Di là dalla barricata

Ora siamo di qua, ora siamo di là. Capita spesso di giocare, nella medesima situazione, ruoli diametralmente opposti. Sulla scacchiera il bianco e il nero, in amore il tradito e l’adultero, sul bus il giovane e il vecchio, ai giardini… Be’, ai giardini… E’ stato qualche settimana fa che mi sono accorto di essere passato dall’altra parte della barricata.

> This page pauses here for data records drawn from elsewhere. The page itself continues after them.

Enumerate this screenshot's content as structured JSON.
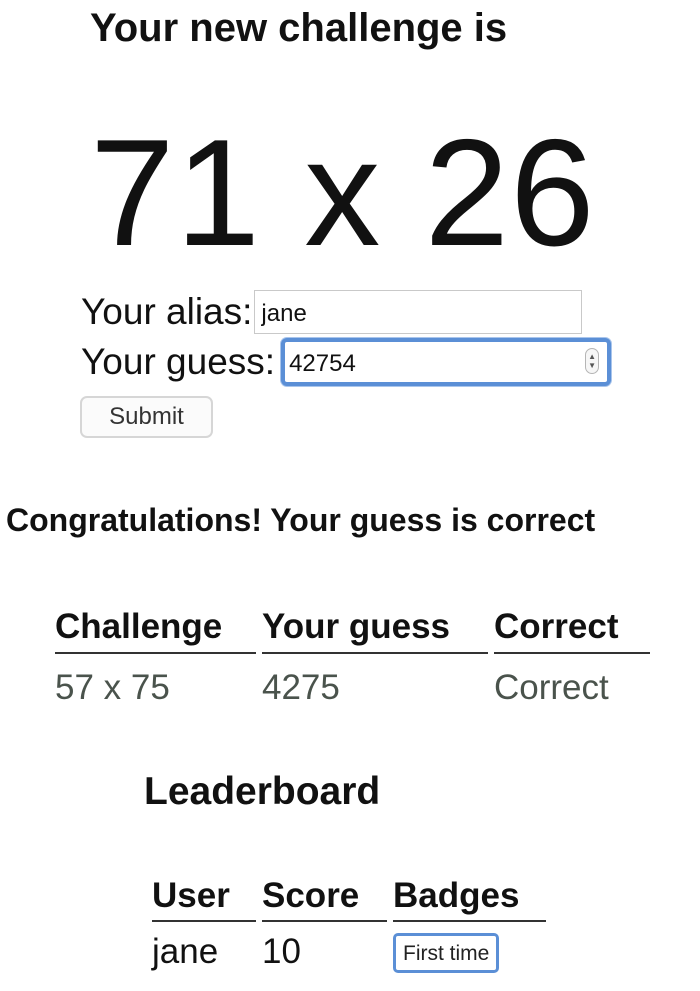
{
  "challenge": {
    "heading": "Your new challenge is",
    "expression": "71 x 26"
  },
  "form": {
    "alias_label": "Your alias:",
    "alias_value": "jane",
    "guess_label": "Your guess:",
    "guess_value": "42754",
    "submit_label": "Submit"
  },
  "result": {
    "message": "Congratulations! Your guess is correct"
  },
  "attempts": {
    "headers": [
      "Challenge",
      "Your guess",
      "Correct"
    ],
    "rows": [
      {
        "challenge": "57 x 75",
        "guess": "4275",
        "correct": "Correct"
      }
    ]
  },
  "leaderboard": {
    "title": "Leaderboard",
    "headers": [
      "User",
      "Score",
      "Badges"
    ],
    "rows": [
      {
        "user": "jane",
        "score": "10",
        "badges": [
          "First time"
        ]
      }
    ]
  },
  "colors": {
    "focus_accent": "#5b8fd6",
    "muted_text": "#4a534c"
  }
}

Vi ricordate? Quando la mamma vi porta ai giardini ma vi dice di non andare laggiù perché laggiù c’è brutta gente. Ci sono i drogati. E questi fantomatici drogati ti affascinano: chissà che fanno? Dopotutto, da bambini il pericolo è il nostro pane. E la sera, con i genitori non passavate mai dai giardini, perché allora sì che ce n’erano, di drogati. E’ pericoloso.

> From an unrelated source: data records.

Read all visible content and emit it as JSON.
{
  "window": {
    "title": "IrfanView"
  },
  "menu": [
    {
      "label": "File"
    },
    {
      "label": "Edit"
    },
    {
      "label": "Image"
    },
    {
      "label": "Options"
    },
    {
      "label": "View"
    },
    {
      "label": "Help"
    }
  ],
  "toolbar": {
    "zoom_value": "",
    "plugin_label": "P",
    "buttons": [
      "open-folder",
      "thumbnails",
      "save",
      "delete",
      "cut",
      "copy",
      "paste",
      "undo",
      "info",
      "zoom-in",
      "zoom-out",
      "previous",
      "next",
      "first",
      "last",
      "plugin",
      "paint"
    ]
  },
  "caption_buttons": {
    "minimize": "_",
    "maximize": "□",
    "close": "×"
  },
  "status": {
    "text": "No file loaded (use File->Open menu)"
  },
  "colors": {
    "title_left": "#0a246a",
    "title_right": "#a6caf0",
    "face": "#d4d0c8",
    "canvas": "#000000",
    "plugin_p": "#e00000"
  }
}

Poi, un decennio e qualche anno dopo, ti ritrovi ai giardini. Sei coi tuoi amici, una bottiglia di vino – qualcuno porta qualcosa di più – e qualche pacchetto di sigarette. Sono le ultime belle giornate dell’anno, o le prime. Insomma, i periodi in cui davvero si ha voglia di erba, di sole, della brezza tiepida da sud, della leggera ombra degli ulivi. Si ascolta un po’ di musica classica e si parla, senza problemi. A una decina di metri, però, vedi le madri dei bambini giocanti che ti guardano in cagnesco. Fanno catenaccio.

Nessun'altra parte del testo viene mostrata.